Первым делом они побывали в детском доме, где содержалось слёзное количество крохотных, как и уже почти больших, брошенок. Среди них одна девочка явно отличалась от других своим печальным видом, она не общалась с другими детьми и всё время лежала в постели с игрушечной тряпичной куклой. Ребёнок, оказалось, был болен, и врачи отказывались принимать малышку к себе на лечение. Тася должна была всего-навсего поднять девчушке настроение и помочь справиться с боязнью общения. Девушке не было известно, какая именно болезнь мучает ребёнка, лишь то, что он не заразен. Познакомившись с юной принцесской поближе, Тася расчувствовалась, и это сблизило девочек. Не умея и не зная на самом деле почти ничего, она насоветовала своей новой маленькой подружке побольше кушать, не бояться ходить на улицу, дышать воздухом, играть со всеми и делать разминку по утрам, чтобы быть крепче, веселее и здоровее. Малышка пожаловалась только на боль в горле, и Тася попросила у Агафьи платок, дабы спрятать шею девочки в тепле.

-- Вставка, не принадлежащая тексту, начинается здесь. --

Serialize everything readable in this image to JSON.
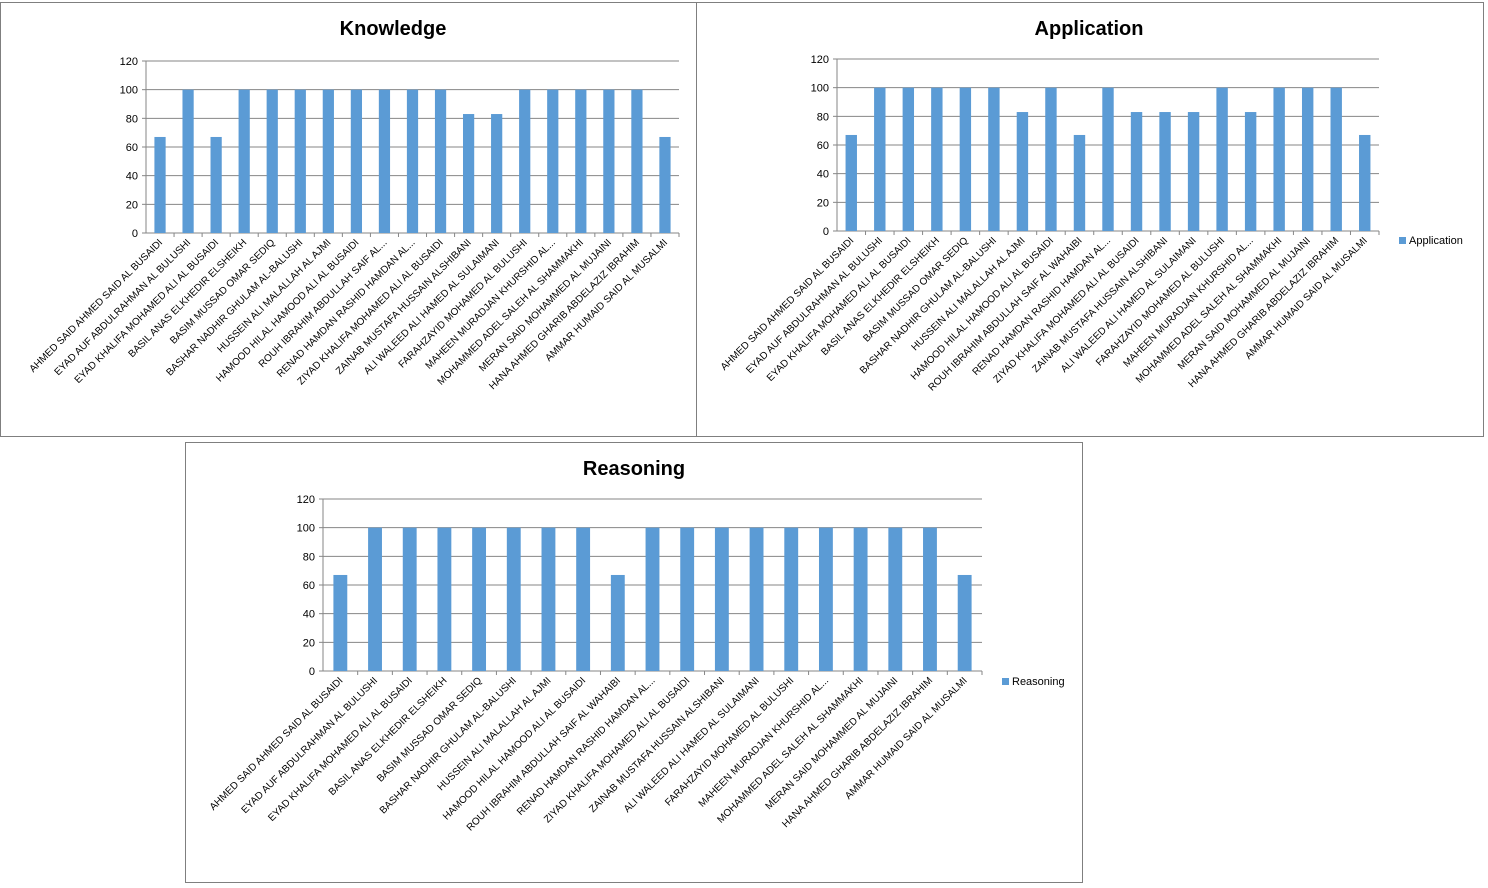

Дальше короткий отряд направился вперёд через весь город, ноги наставников и ученицы чуть не стёрлись от усталости, но вот девушку вывели зачем-то в лес. Стволы деревьев меж собой кидали небольшие полуденные тени, хвоя, смешанная с листвой, обнимала носки ботинок, оставляя на них родную грязь. Ветра не было, поэтому погода казалась более-менее тёплой, но оттого же порой во время ходьбы становилось душно. Какая-то птица назойливо повторяла свой трезвон под аккомпанемент кукушки, монотонно отсчитывающей чьи-то долгие года. Но вот общий природный гомон с появлением звука шагов прекратился, и воздух, тихий, но точно живой, ветром шумно и резко вырвался из-за поворота тропы среди кустов, и, неся за собой ошмётки пылевых частиц, камней и веток, с неестественной по меркам этого спокойного дня силой сбил помощника Морриаса, подцепил его и волоком унёс куда-то дальше, волоча и стирая раненное тело о земь, оставляя на ней следы крови. Что из этого реально, а что нет? Этого не знала Тася. Всё вдруг начало казаться нечётким сном, закружилась голова, и во всём девушку обвинила опаршивевшая в один миг морда Морриаса. «Ты! Это всё ты! — твердила она. — Никакой жизни от вас нет, вы только пьёте кровь. Лицемерка! «Дайте-ка я вылечу девочку от туберкулёза и скажу всем, что я нормальная!» — а потом вырываешь с корнем у людей всё, что есть! Щуцка! Это всё магия! Это против Бога! Так-то! Смерти тебе надо! А!» — в этот момент Агафья заливалась слезами, собственной слюной и соплями, отчего её лицо выглядело текущим, сморщенным, как если бы по нему ударили сковородкой, и омерзительным. Глаза сузились до незаметных в общих морщинах щёлки, изо рта повалились гнилые зубы. Вся тётка тряслась и только пуще краснела, вместе с напуганной Тасей, испытывающей вину, что по непонятной ей причине скинула сверху на неё неожиданно наставница. «Это действительно я! Мне иногда не нравятся люди, и вот они, наверно, становятся жертвами из-за меня…» Она вспомнила и то, что оставила где-то далеко совсем одну свою Богиню и, возможно, маленького пёсика на Бейкер-стрит, что любил испечённые пирожки с мясом из Тасиных умелых рук, как часто нечаянно ранила кролика, когда была не в настроении, и как почти сдала свою подругу Селестию уродливому детективу за то, в чём она была и не виновата.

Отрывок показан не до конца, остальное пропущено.